Von Braun baissa légèrement le regard, comme pour se préparer à révéler l’impensable.
– Avec mes anciens confrères allemands, nous avions mis au point l’antigravité. Grâce à une société secrète.
Un silence lourd s’installa dans la pièce.
– Mais vous ne l’avez pas utilisée pour la guerre ?
– La guerre était déjà perdue à ce moment-là. Après l’échec de l’opération Barbarossa en 1942, nous savions que la contre-attaque soviétique était inévitable. Nous avons néanmoins réussi à fabriquer quelques vaisseaux.
– Et vous les avez envoyés où ?
– Nous craignions que les Alliés mettent la main sur cette technologie. Nous avons donc évacué la flotte vers l’endroit le plus inaccessible du globe : l’Antarctique. Nous l’avons surnommée… la Flotte Noire du Quatrième Reich.
Gene détourna le regard, le temps de digérer l’avalanche de révélations. Lorsqu’il reprit la parole, sa voix avait perdu toute chaleur.
– Mais… le gouvernement des États-Unis aurait fini par être au courant. Tôt ou tard.
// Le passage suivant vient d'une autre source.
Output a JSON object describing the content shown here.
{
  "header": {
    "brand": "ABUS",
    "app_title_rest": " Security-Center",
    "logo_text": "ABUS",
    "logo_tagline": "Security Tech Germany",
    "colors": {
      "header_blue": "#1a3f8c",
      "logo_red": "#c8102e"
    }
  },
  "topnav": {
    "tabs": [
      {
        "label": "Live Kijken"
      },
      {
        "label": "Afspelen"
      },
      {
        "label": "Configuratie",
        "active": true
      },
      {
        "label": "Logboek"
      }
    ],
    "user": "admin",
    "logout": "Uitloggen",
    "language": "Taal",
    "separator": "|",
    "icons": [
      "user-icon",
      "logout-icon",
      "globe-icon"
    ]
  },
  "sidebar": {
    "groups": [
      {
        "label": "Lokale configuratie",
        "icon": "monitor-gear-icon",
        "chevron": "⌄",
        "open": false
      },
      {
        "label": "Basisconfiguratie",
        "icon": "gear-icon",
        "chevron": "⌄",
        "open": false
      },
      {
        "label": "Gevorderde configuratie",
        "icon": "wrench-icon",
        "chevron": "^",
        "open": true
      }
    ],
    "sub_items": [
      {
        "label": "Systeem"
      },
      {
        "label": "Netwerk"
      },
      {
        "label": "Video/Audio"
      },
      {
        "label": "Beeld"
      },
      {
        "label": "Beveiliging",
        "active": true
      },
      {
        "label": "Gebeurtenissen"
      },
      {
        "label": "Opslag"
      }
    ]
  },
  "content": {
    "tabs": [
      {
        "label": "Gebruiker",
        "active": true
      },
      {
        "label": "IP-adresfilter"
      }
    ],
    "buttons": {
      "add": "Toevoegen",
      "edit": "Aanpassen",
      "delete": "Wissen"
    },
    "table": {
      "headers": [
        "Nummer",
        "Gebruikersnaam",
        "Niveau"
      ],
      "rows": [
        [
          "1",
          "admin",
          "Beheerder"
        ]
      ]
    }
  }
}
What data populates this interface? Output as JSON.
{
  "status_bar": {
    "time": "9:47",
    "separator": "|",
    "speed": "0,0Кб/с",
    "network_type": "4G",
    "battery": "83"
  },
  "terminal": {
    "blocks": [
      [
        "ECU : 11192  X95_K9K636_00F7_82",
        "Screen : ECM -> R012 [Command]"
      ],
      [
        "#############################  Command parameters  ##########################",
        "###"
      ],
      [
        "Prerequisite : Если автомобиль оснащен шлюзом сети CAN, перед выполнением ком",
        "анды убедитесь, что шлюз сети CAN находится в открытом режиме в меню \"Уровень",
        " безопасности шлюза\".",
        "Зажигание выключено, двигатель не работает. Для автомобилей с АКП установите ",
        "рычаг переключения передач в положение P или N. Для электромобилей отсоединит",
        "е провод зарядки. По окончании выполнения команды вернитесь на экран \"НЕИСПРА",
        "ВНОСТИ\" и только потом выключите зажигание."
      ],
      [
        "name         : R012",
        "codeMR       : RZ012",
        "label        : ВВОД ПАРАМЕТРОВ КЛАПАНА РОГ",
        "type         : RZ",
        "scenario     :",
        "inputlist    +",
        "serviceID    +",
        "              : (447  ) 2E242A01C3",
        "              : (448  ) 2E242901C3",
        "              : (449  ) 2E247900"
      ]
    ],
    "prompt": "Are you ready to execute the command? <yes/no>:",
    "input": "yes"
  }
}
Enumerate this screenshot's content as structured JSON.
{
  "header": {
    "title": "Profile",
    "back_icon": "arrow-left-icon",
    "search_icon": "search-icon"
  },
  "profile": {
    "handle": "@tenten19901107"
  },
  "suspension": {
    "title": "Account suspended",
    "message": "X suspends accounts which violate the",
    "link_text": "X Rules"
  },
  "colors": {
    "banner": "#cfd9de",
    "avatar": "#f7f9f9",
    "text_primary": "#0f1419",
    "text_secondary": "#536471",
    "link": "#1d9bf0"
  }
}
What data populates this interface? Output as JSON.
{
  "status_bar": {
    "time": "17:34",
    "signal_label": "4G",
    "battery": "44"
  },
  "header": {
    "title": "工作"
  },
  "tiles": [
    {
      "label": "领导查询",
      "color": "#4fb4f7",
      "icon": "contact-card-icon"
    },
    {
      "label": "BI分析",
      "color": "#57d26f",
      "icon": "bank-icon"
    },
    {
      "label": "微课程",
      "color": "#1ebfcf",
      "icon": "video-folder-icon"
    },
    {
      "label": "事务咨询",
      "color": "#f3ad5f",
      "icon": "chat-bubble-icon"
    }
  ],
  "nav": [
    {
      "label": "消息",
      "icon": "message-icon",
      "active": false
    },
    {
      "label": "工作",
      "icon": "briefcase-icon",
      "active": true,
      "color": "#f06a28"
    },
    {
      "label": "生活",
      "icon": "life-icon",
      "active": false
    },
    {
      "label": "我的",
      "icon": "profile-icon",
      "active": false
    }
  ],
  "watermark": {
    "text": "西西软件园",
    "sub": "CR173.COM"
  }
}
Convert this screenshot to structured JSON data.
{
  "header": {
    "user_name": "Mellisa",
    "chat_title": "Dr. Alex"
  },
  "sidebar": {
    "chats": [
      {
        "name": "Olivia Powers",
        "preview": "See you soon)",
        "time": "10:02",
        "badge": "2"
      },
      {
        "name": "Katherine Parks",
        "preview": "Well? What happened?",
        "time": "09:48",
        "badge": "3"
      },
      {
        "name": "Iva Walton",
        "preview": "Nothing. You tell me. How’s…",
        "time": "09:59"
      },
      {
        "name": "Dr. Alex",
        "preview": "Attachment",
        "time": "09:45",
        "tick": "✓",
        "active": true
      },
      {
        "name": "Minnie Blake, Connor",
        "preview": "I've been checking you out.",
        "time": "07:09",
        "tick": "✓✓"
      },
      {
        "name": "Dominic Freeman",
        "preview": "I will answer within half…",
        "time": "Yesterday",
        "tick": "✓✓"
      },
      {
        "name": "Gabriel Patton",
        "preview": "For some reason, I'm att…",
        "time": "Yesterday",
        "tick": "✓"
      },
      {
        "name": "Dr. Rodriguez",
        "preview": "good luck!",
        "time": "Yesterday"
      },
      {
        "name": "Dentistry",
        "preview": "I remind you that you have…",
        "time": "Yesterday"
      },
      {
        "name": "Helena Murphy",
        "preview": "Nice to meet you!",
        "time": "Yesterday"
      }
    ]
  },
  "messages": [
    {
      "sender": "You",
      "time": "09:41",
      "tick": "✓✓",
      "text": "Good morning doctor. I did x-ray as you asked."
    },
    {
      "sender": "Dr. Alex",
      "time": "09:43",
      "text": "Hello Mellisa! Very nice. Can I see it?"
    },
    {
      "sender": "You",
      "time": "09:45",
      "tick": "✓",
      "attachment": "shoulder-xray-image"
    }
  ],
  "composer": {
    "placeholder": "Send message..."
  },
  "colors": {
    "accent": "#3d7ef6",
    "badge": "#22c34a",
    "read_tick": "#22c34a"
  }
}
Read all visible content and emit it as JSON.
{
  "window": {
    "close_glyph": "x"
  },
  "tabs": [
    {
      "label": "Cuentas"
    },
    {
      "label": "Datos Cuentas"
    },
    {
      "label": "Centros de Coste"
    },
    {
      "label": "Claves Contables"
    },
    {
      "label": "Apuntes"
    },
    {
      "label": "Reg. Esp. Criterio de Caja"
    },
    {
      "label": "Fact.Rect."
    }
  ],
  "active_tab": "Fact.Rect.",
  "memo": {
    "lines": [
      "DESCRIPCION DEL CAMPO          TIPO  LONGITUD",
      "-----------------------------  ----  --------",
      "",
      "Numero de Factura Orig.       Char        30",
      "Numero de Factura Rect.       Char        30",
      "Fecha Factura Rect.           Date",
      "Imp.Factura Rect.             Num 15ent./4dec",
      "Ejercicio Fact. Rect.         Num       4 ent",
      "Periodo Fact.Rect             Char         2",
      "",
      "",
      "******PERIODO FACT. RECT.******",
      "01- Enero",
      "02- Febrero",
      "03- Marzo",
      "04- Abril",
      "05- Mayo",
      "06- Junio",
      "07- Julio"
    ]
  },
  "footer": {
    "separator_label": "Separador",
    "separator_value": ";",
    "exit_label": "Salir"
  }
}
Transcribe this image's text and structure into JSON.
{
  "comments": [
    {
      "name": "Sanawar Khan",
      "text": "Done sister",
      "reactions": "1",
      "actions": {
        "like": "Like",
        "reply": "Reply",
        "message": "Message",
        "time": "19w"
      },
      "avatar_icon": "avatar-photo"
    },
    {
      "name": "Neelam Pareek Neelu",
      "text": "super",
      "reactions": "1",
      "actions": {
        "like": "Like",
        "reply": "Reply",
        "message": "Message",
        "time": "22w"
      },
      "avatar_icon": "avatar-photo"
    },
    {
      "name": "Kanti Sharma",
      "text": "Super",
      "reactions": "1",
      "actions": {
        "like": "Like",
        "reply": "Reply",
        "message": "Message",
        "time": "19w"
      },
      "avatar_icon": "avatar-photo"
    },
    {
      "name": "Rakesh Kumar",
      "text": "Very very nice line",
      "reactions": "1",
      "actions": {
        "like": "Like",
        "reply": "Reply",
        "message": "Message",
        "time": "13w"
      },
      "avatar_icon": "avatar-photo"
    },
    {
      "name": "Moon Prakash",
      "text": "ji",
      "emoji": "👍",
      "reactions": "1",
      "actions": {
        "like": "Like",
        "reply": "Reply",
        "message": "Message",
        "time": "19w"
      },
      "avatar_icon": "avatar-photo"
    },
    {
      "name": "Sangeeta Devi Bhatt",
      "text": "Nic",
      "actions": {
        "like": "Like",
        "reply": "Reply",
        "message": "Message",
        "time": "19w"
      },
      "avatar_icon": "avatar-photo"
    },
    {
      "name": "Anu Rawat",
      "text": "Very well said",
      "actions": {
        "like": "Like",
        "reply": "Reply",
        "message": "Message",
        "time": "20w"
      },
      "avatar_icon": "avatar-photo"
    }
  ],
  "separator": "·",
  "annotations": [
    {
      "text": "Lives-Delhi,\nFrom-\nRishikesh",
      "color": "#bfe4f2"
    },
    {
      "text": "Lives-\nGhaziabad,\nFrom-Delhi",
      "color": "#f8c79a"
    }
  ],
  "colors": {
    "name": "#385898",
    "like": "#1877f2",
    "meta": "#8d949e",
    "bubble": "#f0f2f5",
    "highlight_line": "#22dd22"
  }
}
– Exactement. C’est pour cela qu’ils ont lancé l’opération Highjump, organisée par l’amiral Byrd, en 1946.
– Une mission scientifique en Antarctique… quel rapport ?
Von Braun esquissa un sourire sans joie.
– Une mission scientifique composée de treize navires et de trente avions de guerre.
Kranz se redressa.
– Vous voulez dire qu’il s’agissait d’une opération militaire déguisée ?
– Oui. L’objectif était clair : détruire la Flotte Noire.
– Et ?
– Et les forces américaines n’ont pas fait le poids. Plusieurs avions ont été abattus. Lorsque les nazis ont compris qu’ils étaient découverts, ils ont évacué la flotte.
– Vers la Lune… murmura Gene.
– Vers la Lune, confirma Von Braun.
Un long silence s’abattit sur la pièce.
– Vous saviez tout cela depuis des décennies…
– Oui.
Kranz serra les poings.
– Et que deviennent nos astronautes dans tout ça ?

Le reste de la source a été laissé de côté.